The provisions of the NCC (ss 76–81) that allow the re-opening of unjust transactions apply to loans from pawnbrokers (s 6(9) NCC). Otherwise, the NCC does not apply to the provision of credit by a pawnbroker “in the ordinary course of a pawnbroker’s business (being a business which is being lawfully conducted by the pawnbroker)” (s 6(9)). If the pawnbroker has not complied with the SHDP Act, it is arguable that the business isn’t being lawfully conducted and that the NCC therefore applies. This would assist the consumer, because a breach of the SHDP Act only leads to a penalty, and is of little benefit to the consumer. The significance of the breach is likely to be relevant.
Otherwise, regulation 2B(1)(c) of the ASIC Regulations 2001 (Cth) confirms that the provision of credit by a pawnbroker is a financial product for the purposes of the ASIC Act 2001 (Cth) (“ASIC Act”). This suggests that the unconscionable conduct and misleading or deceptive conduct prohibitions in the ASIC Act, rather than the Australian Consumer Law, apply to pawnbroking.
Under the SHDP Act, a pawnbroker must be registered (s 5) and have a notice displayed so it is clearly visible to the public from outside the premises. The notice must show the maximum amount charged weekly and monthly by the pawnbroker, and state that in special circumstances a higher amount may be charged (s 23).
A pawnbroker must require from everyone attempting to pawn goods evidence as to the person’s identity. A pawnbroker must not accept goods for pawn from someone under the age of 16 (s 23(1) SHDP Act).
A pawnbroker must keep accurate and complete records in relation to every transaction, in the form and containing the information required by the Second-Hand Dealers and Pawnbrokers Regulations 2008 (Vic) (“SHDP Regulations”). Details that must be recorded include details of the goods pawned, full name and address of the borrower, the amount of money advanced on the goods, the charge for the loan and the period of the loan.
A pawn ticket must be issued in the form of Schedule 2 of the SHDP Regulations. The pawn ticket must include the amount of the loan, charges, and the period of the loan. This must be given to the consumer with a notice in the form of Schedule 3 of the SHDP Regulations. This notice includes information about redeeming goods, charges and sale of unredeemed goods.
Goods may be redeemed by paying the outstanding amount of the loan and producing the pawn ticket and a driver’s licence or other identification as set out in the SHDP Regulations. Goods may be redeemed after the expiry of the period of the loan if the pawnbroker hasn’t disposed of them.

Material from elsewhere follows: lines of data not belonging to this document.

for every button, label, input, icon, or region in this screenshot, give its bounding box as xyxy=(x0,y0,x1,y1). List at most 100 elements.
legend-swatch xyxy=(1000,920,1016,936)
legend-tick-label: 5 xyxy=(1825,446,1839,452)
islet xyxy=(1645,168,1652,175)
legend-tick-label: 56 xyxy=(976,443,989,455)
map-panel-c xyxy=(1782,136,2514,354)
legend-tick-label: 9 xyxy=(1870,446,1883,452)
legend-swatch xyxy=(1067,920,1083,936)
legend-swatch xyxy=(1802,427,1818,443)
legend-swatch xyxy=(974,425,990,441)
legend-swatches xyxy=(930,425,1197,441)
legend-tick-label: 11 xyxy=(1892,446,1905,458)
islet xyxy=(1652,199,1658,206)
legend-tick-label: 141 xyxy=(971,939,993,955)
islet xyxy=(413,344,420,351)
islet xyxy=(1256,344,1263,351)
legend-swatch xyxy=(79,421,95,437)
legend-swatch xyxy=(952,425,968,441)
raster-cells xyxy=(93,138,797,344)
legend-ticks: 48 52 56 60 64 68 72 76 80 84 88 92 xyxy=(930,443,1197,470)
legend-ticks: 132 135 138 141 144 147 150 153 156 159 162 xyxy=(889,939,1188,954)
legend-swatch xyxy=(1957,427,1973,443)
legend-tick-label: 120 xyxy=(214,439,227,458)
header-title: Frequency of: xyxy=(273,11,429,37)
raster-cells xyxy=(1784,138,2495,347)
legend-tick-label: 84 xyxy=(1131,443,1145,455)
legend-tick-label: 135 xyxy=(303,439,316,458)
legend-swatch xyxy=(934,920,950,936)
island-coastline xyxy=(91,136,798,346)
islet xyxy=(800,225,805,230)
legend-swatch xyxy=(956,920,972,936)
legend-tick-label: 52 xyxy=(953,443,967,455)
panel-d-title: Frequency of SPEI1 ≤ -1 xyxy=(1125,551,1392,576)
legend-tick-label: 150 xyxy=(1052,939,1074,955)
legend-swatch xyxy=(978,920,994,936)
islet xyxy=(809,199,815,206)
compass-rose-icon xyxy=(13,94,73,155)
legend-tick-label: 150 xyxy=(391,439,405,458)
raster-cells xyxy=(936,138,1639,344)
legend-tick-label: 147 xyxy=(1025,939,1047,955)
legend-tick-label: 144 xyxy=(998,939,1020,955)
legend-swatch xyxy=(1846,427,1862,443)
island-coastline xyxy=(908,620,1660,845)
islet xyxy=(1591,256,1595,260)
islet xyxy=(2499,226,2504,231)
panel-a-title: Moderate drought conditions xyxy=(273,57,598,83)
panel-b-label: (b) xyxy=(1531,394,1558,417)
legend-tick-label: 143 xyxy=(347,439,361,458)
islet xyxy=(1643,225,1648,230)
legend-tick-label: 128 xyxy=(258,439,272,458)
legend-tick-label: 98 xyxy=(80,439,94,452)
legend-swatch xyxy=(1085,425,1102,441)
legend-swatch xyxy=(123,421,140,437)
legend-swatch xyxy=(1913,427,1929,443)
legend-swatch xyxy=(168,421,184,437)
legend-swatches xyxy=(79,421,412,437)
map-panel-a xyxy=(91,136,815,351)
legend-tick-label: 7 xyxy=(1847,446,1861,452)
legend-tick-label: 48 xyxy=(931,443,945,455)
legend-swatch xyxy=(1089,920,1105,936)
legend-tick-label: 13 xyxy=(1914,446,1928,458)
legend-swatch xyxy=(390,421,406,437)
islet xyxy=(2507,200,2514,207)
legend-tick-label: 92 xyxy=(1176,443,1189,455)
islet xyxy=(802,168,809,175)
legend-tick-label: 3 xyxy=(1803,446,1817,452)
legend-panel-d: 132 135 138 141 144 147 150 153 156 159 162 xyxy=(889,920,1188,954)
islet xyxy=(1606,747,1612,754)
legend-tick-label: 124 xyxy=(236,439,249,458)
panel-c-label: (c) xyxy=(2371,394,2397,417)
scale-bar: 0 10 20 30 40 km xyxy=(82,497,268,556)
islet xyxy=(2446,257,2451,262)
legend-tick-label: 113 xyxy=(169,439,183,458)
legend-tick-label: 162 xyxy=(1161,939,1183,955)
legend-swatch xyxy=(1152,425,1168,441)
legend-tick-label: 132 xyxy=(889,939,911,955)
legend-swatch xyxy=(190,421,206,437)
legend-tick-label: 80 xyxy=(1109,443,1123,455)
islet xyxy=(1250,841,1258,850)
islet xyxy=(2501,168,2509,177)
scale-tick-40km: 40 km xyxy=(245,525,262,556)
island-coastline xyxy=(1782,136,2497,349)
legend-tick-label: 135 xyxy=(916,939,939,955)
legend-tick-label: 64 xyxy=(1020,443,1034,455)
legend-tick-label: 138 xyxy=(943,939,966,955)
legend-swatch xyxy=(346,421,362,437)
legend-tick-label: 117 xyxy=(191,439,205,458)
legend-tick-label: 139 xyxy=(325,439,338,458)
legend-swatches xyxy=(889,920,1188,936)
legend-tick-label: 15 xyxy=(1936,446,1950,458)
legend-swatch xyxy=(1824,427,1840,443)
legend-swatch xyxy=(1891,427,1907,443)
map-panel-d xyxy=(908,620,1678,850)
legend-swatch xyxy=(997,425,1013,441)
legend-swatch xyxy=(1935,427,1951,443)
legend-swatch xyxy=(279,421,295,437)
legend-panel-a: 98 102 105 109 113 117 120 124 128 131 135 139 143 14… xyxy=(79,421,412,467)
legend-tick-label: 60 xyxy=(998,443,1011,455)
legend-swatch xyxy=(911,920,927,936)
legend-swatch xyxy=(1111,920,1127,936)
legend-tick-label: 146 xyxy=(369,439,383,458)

Once the period of the loan expires and the goods are not redeemed, the pawnbroker must offer the goods for sale as soon as practicable.
If pawned goods are sold, the pawnbroker can deduct from the proceeds of sale any money the consumer owes and the reasonable costs of selling the goods. If the amount of money left over from the sale is $10 or more, the pawnbroker must send the consumer a notice within 14 days of sale advising that the consumer can claim the money (s 23A SHDP Act).
The consumer is entitled to make a claim to the residual proceeds of the sale within 12 months after the sale of the goods. It is illegal for the pawnbroker not to pay this money to the consumer once a request is made (s 23A(5) SHDP Act). If the pawnbroker does refuse to make payment, the consumer may apply to the Magistrates’ Court for an order compelling the pawnbroker to pay.